A: Os documentos regulamentares incluem informações sobre a semivida do fármaco, que é o tempo que leva para que a quantidade de medicamento no corpo seja reduzida para metade. Normalmente, são necessárias múltiplas semividas para que qualquer medicamento seja totalmente eliminado do sistema, e o tempo exato de depuração depende de fatores individuais do paciente e do metabolismo.


P: O Escor requer uma receita especial?

A: Sim, o Escor é classificado pelas entidades reguladoras como um Medicamento Sujeito a Receita Médica (MSRM). Deve ser prescrito por um profissional de saúde licenciado e não está disponível para compra sem receita.


P: Como é que o Escor afeta o sistema nervoso?

A: O efeito primário pretendido do Escor é nos vasos sanguíneos para baixar a pressão. No entanto, os dados oficiais de segurança documentam reações adversas que afetam o Sistema Nervoso, sendo os efeitos comuns as cefaleias e as tonturas, especialmente quando o tratamento é iniciado.
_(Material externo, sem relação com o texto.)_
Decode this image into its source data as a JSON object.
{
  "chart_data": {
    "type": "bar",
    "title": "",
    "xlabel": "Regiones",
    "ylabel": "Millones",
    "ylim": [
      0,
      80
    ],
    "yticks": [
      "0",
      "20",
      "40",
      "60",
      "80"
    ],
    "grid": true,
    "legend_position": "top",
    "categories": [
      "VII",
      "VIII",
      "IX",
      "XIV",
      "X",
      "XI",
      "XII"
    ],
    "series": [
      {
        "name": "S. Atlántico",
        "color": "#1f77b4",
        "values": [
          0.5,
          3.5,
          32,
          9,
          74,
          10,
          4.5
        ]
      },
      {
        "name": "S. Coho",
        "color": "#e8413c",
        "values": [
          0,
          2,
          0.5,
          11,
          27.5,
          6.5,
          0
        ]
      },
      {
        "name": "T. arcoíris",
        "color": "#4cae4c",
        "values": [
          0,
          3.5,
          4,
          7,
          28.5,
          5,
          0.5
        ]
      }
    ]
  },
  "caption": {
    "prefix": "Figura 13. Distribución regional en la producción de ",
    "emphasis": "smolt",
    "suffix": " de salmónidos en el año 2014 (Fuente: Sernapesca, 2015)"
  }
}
P: O Escor causa habituação ou dependência?

A: De acordo com as classificações regulamentares oficiais, a Nilvadiapina, a substância ativa do Escor, não está listada como uma substância controlada. Geralmente, não é considerado que cause habituação ou dependência.


P: Existem avisos sobre conduzir ou operar máquinas enquanto estiver a tomar Escor?

A: As informações oficiais indicam que o medicamento pode ter uma influência ligeira a moderada na sua capacidade de conduzir ou utilizar máquinas complexas. Os pacientes são aconselhados a exercer cautela, particularmente durante a fase inicial do tratamento, para avaliarem a sua resposta individual ao medicamento.


P: Qual é a semivida do Escor?

A: A semivida de eliminação é um valor farmacocinético que indica o tempo necessário para que a concentração do fármaco no organismo seja reduzida em 50%. Este valor numérico específico está incluído nos dados científicos oficiais e nos documentos regulamentares da Nilvadiapina.


P: Existem fatores genéticos que influenciam a forma como o Escor funciona?

A: Os documentos regulamentares oficiais reconhecem que fatores individuais, incluindo a genética, podem influenciar a forma como uma pessoa responde a qualquer medicamento. No entanto, normalmente não fornecem orientação clínica específica sobre variações farmacogenómicas individuais relacionadas com a Nilvadiapina.


P: O Escor foi aprovado pelas principais organizações de saúde?

A: Sim, o Escor recebeu aprovação regulamentar de importantes organismos governamentais de saúde para o seu uso na gestão da hipertensão essencial. Estas agências, tais como a Agência Europeia de Medicamentos (EMA) e a Food and Drug Administration (FDA) dos EUA, reveem os dados de segurança e eficácia do medicamento.

Como Escor deve ser armazenado e descartado?

As normas oficiais para o armazenamento e a eliminação do Escor (Nilvadiapina) são rigorosamente definidas por padrões regulamentares, visando preservar a estabilidade do produto e garantir a segurança pública.

Requisitos de Armazenamento

Condição Requisito
Temperatura Conservar abaixo de 30°C. Não congelar.
Proteção Deve ser protegido da luz e da humidade em local fresco e seco.
Embalagem Manter o medicamento no seu recipiente original com a tampa bem fechada.
Segurança Deve ser guardado fora da vista e do alcance de crianças e animais de companhia em local seguro.

Instruções para Eliminação

O Escor não utilizado ou fora do prazo de validade deve ser eliminado prioritariamente através de um programa de retoma de medicamentos autorizado. Caso não exista um sistema de recolha disponível, o medicamento deve ser misturado com uma substância indesejável (como borras de café ou terra) e colocado num recipiente selado antes de ser depositado no lixo doméstico. O produto não deve ser deitado na sanita nem despejado no lavatório, a menos que tal seja explicitamente indicado no rótulo oficial.

Atenção! Sempre consulte um médico ou farmacêutico antes de usar pílulas ou medicamentos.